Ramin Bahrani, un cineasta que parece obsesionado con ciertas ideas sobre la dominación y el tiempo creativo — sus créditos incluyen Man Push Cart (2005), Chop Shop (2007) y At Any Price (2103) — , crea un Estado paranoide, autoritario, tendencias anti intelectuales obsesionado con el control y que sostiene la versión del mundo que crea y difunde, como una expresión de individualidad rota, construida a base depresión y violencia. A diferencia de la adaptación de Truffaut, la televisión se convierte en una presencia escalofriante e invasora, un gran ojo observador que se extiende en todas las regiones privadas para arrebatar la intimidad y convertirla en bien común. Bahrani crea una película tenebrosa, sombría, llena de símbolos por momentos complicados de codificar, más relacionada con la Ciencia Ficción elegante, sofisticada y distante de Gattaca (Andrew Niccol — 1997) y Ex Machina (Alex Garland — 2015) que el caos en escalada que suele relacionarse con el enfrentamiento por el control moral e intelectual, que sugiere la obra de Bradbury. Como otros tantos productos de la Ciencia Ficción de la Era Trump, la versión de HBO también anuda los elementos de un futuro basado en la popularidad y la cultura pop para analizar las ramificaciones del poder como un mal mayor basado en la confusión del tiempo como estructura del colectivo y la perspectiva de la administración de la ley como prebenda de oscuros intereses. Entre una cosa y otra, “Fahrenheit 451” es también una proclama evidente sobre los derechos difusos, la versión de la ruptura de la sociedad bajo el peso de un punto de vista inquietante y sobre todo, una batalla por las ideas que subsisten a pesar del totalitarismo de la tontería, bajo el cual se esconde algo más siniestro.

Tal vez se deba, a que Bahrani comenzó a trabajar sobre la novela y su adaptación durante el 2016, en plena batalla electoral EEUU y pudo asimilar los grandes rasgos de una lucha descarnada contra la verdad y la noción sobre lo verídico.

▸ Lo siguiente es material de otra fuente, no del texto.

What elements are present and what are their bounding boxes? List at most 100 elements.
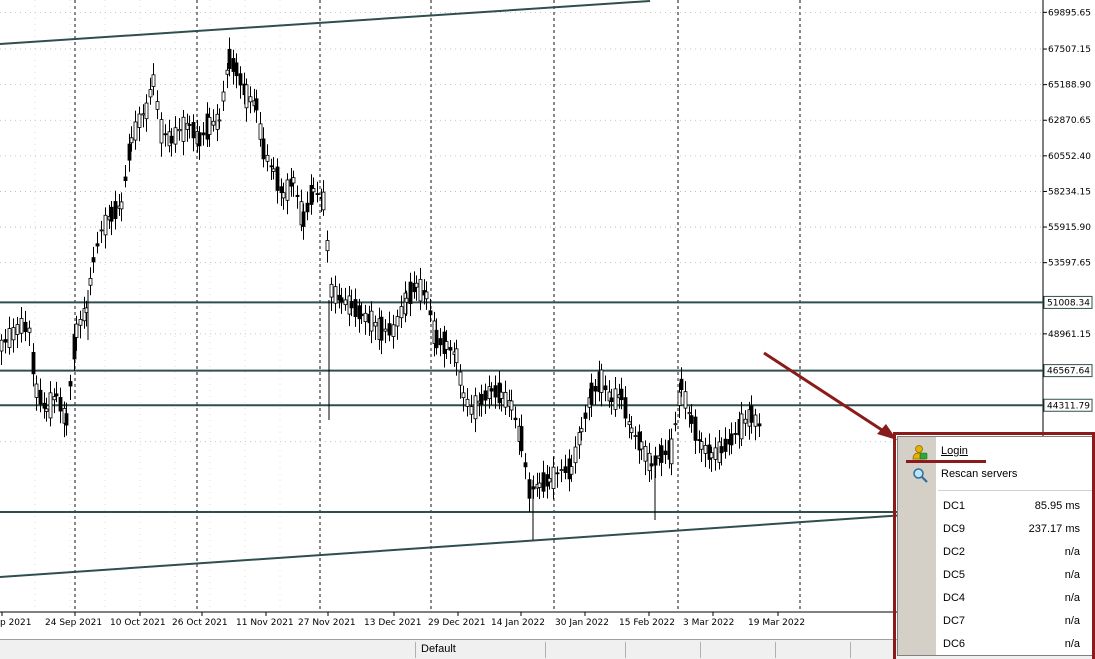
candle-body xyxy=(673,423,678,426)
candle-body xyxy=(689,415,694,424)
server-ping: 237.17 ms xyxy=(1028,523,1080,535)
server-item[interactable]: DC4 n/a xyxy=(898,588,1094,610)
candle-body xyxy=(215,113,220,130)
candle-body xyxy=(151,74,156,87)
candle-body xyxy=(473,395,478,420)
candle-body xyxy=(541,472,546,492)
candle-body xyxy=(238,73,243,86)
candle-body xyxy=(383,328,388,332)
candle-body xyxy=(537,482,542,488)
candle-body xyxy=(52,396,57,401)
menu-separator xyxy=(938,490,1092,491)
candle-body xyxy=(11,327,16,341)
candle-body xyxy=(261,138,266,160)
price-tick-label: 48961.15 xyxy=(1048,330,1091,340)
channel-upper-line[interactable] xyxy=(0,0,651,45)
candle-body xyxy=(659,445,664,463)
server-item[interactable]: DC6 n/a xyxy=(898,634,1094,656)
candles xyxy=(0,37,762,540)
candle-body xyxy=(217,119,222,122)
server-name: DC4 xyxy=(943,592,966,604)
candle-body xyxy=(27,327,32,333)
candle-body xyxy=(231,58,236,72)
annotation-arrow xyxy=(763,351,897,440)
trend-channel[interactable] xyxy=(0,0,906,578)
candle-body xyxy=(163,133,168,136)
server-ping: 85.95 ms xyxy=(1034,500,1080,512)
candle-body xyxy=(444,341,449,350)
candle-body xyxy=(31,351,36,375)
candle-body xyxy=(703,445,708,454)
candle-body xyxy=(643,446,648,462)
server-item[interactable]: DC2 n/a xyxy=(898,542,1094,564)
candle-body xyxy=(311,188,316,193)
server-ping: n/a xyxy=(1064,546,1080,558)
candle-body xyxy=(44,408,49,412)
candle-body xyxy=(95,243,100,247)
status-separator xyxy=(850,642,851,658)
candle-body xyxy=(234,62,239,77)
candle-body xyxy=(42,402,47,409)
candle-body xyxy=(321,191,326,211)
candle-body xyxy=(72,333,77,360)
candle-body xyxy=(683,391,688,409)
candle-body xyxy=(177,128,182,132)
candle-body xyxy=(589,382,594,405)
candle-body xyxy=(757,423,762,427)
status-separator xyxy=(775,642,776,658)
candle-body xyxy=(129,137,134,144)
candle-body xyxy=(399,306,404,319)
candle-body xyxy=(719,446,724,454)
candle-body xyxy=(113,201,118,220)
candle-body xyxy=(493,385,498,398)
date-tick-label: 11 Nov 2021 xyxy=(236,618,294,628)
candle-body xyxy=(448,347,453,351)
price-tick-label: 60552.40 xyxy=(1048,152,1091,162)
date-tick-label: 27 Nov 2021 xyxy=(298,618,356,628)
candle-body xyxy=(551,466,556,489)
server-name: DC9 xyxy=(943,523,966,535)
candle-body xyxy=(629,427,634,433)
candle-body xyxy=(339,297,344,303)
candle-body xyxy=(623,397,628,419)
candle-body xyxy=(305,202,310,213)
chart-grid xyxy=(0,0,1044,613)
candle-body xyxy=(579,428,584,433)
candle-body xyxy=(743,418,748,424)
candle-body xyxy=(291,177,296,184)
candle-body xyxy=(633,435,638,438)
candle-body xyxy=(663,450,668,455)
user-login-icon xyxy=(912,445,928,460)
candle-body xyxy=(483,390,488,401)
price-axis: 69895.65 67507.15 65188.90 62870.65 60552.40… xyxy=(1043,8,1093,461)
candle-body xyxy=(221,91,226,102)
candle-body xyxy=(373,321,378,327)
candle-body xyxy=(424,291,429,300)
server-ping: n/a xyxy=(1064,638,1080,650)
candle-body xyxy=(408,281,413,304)
candle-body xyxy=(697,439,702,441)
candle-body xyxy=(469,406,474,415)
status-separator xyxy=(415,642,416,658)
server-item[interactable]: DC9 237.17 ms xyxy=(898,519,1094,541)
candle-body xyxy=(418,279,423,302)
horizontal-levels[interactable] xyxy=(0,301,1043,407)
candle-body xyxy=(454,348,459,364)
candle-body xyxy=(19,318,24,334)
candle-body xyxy=(465,398,470,407)
candle-body xyxy=(7,328,12,348)
candle-body xyxy=(577,432,582,446)
candle-body xyxy=(713,447,718,460)
server-item[interactable]: DC7 n/a xyxy=(898,611,1094,633)
server-item[interactable]: DC5 n/a xyxy=(898,565,1094,587)
candle-body xyxy=(593,385,598,392)
date-axis: p 2021 24 Sep 2021 10 Oct 2021 26 Oct 2021 1… xyxy=(0,612,805,628)
candle-body xyxy=(679,378,684,391)
rescan-servers-menu-item[interactable]: Rescan servers xyxy=(898,464,1094,486)
profile-name[interactable]: Default xyxy=(421,643,456,655)
server-item[interactable]: DC1 85.95 ms xyxy=(898,496,1094,518)
candle-body xyxy=(109,206,114,222)
channel-lower-line[interactable] xyxy=(0,514,906,578)
candle-body xyxy=(693,416,698,441)
candle-body xyxy=(91,257,96,263)
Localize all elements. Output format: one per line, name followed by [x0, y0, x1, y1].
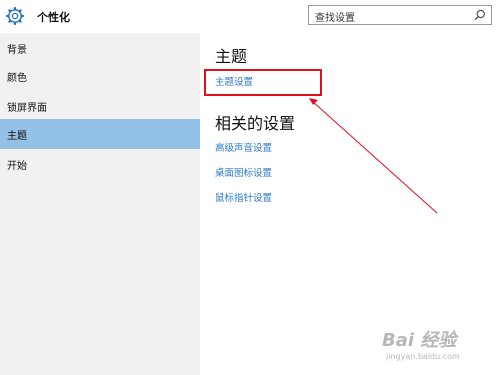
annotation-arrow-icon [309, 98, 438, 214]
watermark-text: Bai 经验 [382, 330, 457, 351]
watermark-logo: Bai 经验 jingyan.baidu.com [382, 326, 494, 370]
watermark-url: jingyan.baidu.com [386, 352, 460, 361]
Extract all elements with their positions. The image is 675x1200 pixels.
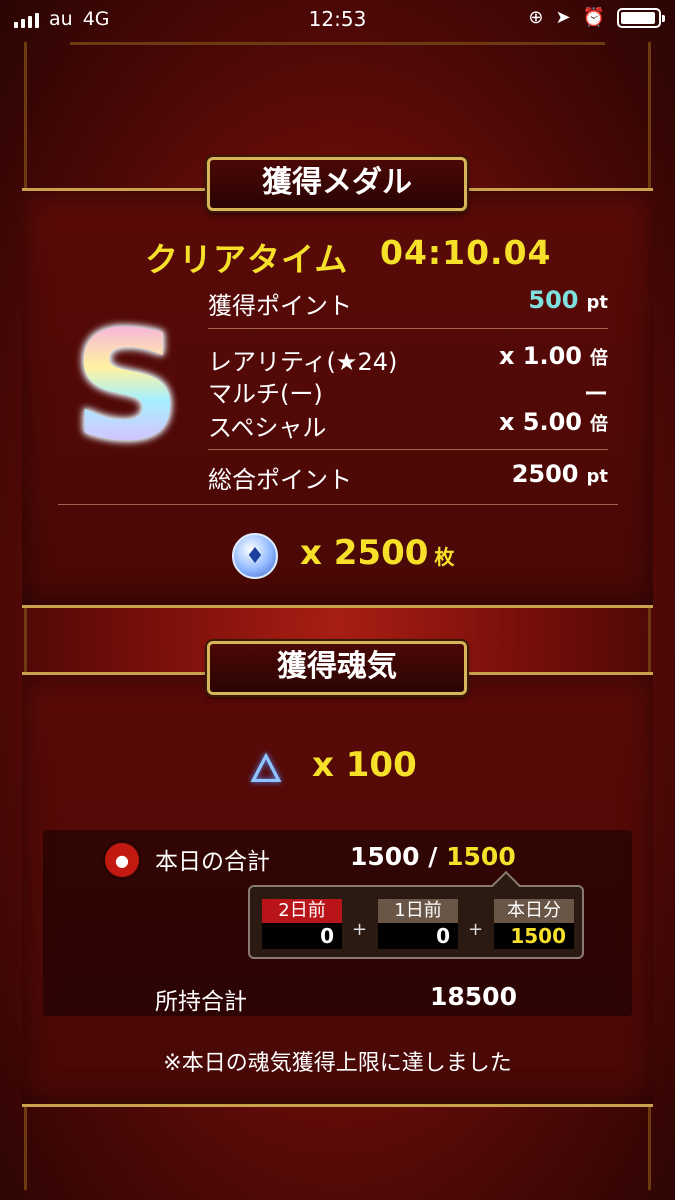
multi-value: ー (584, 380, 608, 408)
divider (58, 504, 618, 505)
medal-section-title: 獲得メダル (207, 157, 467, 211)
medal-icon: ♦ (232, 533, 278, 579)
special-unit: 倍 (590, 414, 608, 435)
ornate-frame-top (70, 42, 605, 45)
points-label: 獲得ポイント (208, 292, 352, 320)
limit-notice: ※本日の魂気獲得上限に達しました (163, 1051, 512, 1076)
days-breakdown: 2日前 0 + 1日前 0 + 本日分 1500 (248, 885, 584, 959)
points-value: 500 (528, 286, 579, 314)
status-right: ⊕ ➤ ⏰ (528, 7, 665, 28)
day-cell-label: 1日前 (378, 899, 458, 923)
status-bar: au 4G 12:53 ⊕ ➤ ⏰ (0, 0, 675, 38)
today-total-label: 本日の合計 (155, 849, 270, 875)
day-cell-2-days-ago: 2日前 0 (262, 899, 342, 953)
day-cell-value: 0 (378, 923, 458, 949)
day-cell-value: 1500 (494, 923, 574, 949)
points-value-wrap: 500 pt (528, 286, 608, 314)
owned-total-value: 18500 (430, 982, 517, 1011)
points-unit: pt (586, 292, 609, 313)
rarity-value: x 1.00 (498, 342, 582, 370)
special-value-wrap: x 5.00 倍 (499, 408, 608, 436)
rarity-label: レアリティ(★24) (208, 348, 398, 376)
owned-total-label: 所持合計 (155, 989, 247, 1015)
alarm-icon: ⏰ (582, 7, 605, 28)
special-label: スペシャル (208, 414, 327, 442)
plus-sign: + (468, 919, 484, 940)
divider (208, 328, 608, 329)
location-icon: ➤ (555, 7, 571, 28)
clear-time: クリアタイム 04:10.04 (145, 233, 551, 281)
stamp-icon: ● (102, 840, 142, 880)
soul-section-title: 獲得魂気 (207, 641, 467, 695)
medal-count-wrap: x 2500 枚 (300, 533, 454, 573)
divider (208, 449, 608, 450)
clear-time-value: 04:10.04 (380, 233, 552, 272)
day-cell-today: 本日分 1500 (494, 899, 574, 953)
total-points-value-wrap: 2500 pt (512, 460, 608, 488)
clear-time-label: クリアタイム (145, 240, 349, 279)
day-cell-label: 本日分 (494, 899, 574, 923)
battery-icon (617, 7, 665, 28)
special-value: x 5.00 (498, 408, 582, 436)
today-total-current: 1500 / (350, 842, 438, 871)
today-total-max: 1500 (446, 842, 516, 871)
rotation-lock-icon: ⊕ (528, 7, 544, 28)
rarity-unit: 倍 (590, 348, 608, 369)
soul-count: x 100 (312, 745, 417, 785)
plus-sign: + (352, 919, 368, 940)
multi-label: マルチ(ー) (208, 380, 323, 408)
soul-flame-icon: 🜂 (248, 746, 284, 792)
day-cell-value: 0 (262, 923, 342, 949)
total-points-unit: pt (586, 466, 609, 487)
rank-badge: S (72, 300, 182, 474)
rarity-value-wrap: x 1.00 倍 (499, 342, 608, 370)
day-cell-1-day-ago: 1日前 0 (378, 899, 458, 953)
today-total-value: 1500 / 1500 (350, 842, 516, 871)
total-points-label: 総合ポイント (208, 466, 352, 494)
medal-unit: 枚 (434, 545, 455, 569)
medal-count: x 2500 (300, 533, 429, 573)
day-cell-label: 2日前 (262, 899, 342, 923)
total-points-value: 2500 (511, 460, 579, 488)
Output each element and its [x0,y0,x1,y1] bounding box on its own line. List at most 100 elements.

Con Michael B. Jordan como el héroe Montag y Michael Shannon como el Capitán Beatty, la película toma tintes de debate silencioso sobre una expresión inquietante sobre una facción de la sociedad estadounidense, reconvertida en espectadores y víctimas de la realidad confusa y reconvertida en algo más absurdo. Bahrani dota al film de un aire atemporal, duro y frío, a diferencia de la versión de François Truffaut del ’66, que elaboraba un sensibilidad muy refinada y autoral que se echa de menos en la obra de HBO, mucho más fastuosa pero con menos personalidad. No obstante Bahrani logra crear un mensaje duro y crudo sobre las implicaciones de la información, del tiempo y la percepción del individuo que trasciende al brillo de sus escenarios hiper tecnificados y de enorme belleza técnica. Parte de la puesta en escena de Bahrani mezcla la brutalidad con una limpieza visual que resulta escalofriante en su eficiencia: Los soldados derriban puertas, golpean a ciudadanos en la calle y destrozan objetos “peligrosos” resguardados como tesoros por quienes aún se atreven a conservarlos. Pero lo temible es el evidente placer que les produce a este grupo de élite el hecho de dominar, abusar y humillar, como si la ignorancia fuera una forma de poder reconvertido en un arma de intereses inexplicables por su abstracción remota. Es entonces cuando la película alcanza su mayor belleza y dureza. La rebelión diminuta, apenas evidente, comienza a abrirse espacio en medio del violento autoritarismo y en medio de los titulares de periódicos producidos por algoritmos, hay una versión de la realidad que se muestra como inminente. Quizás un anuncio, una predicción, una versión de la realidad tan cercana a la nuestra que resulta escalofriante. Quizás el mayor triunfo de la película.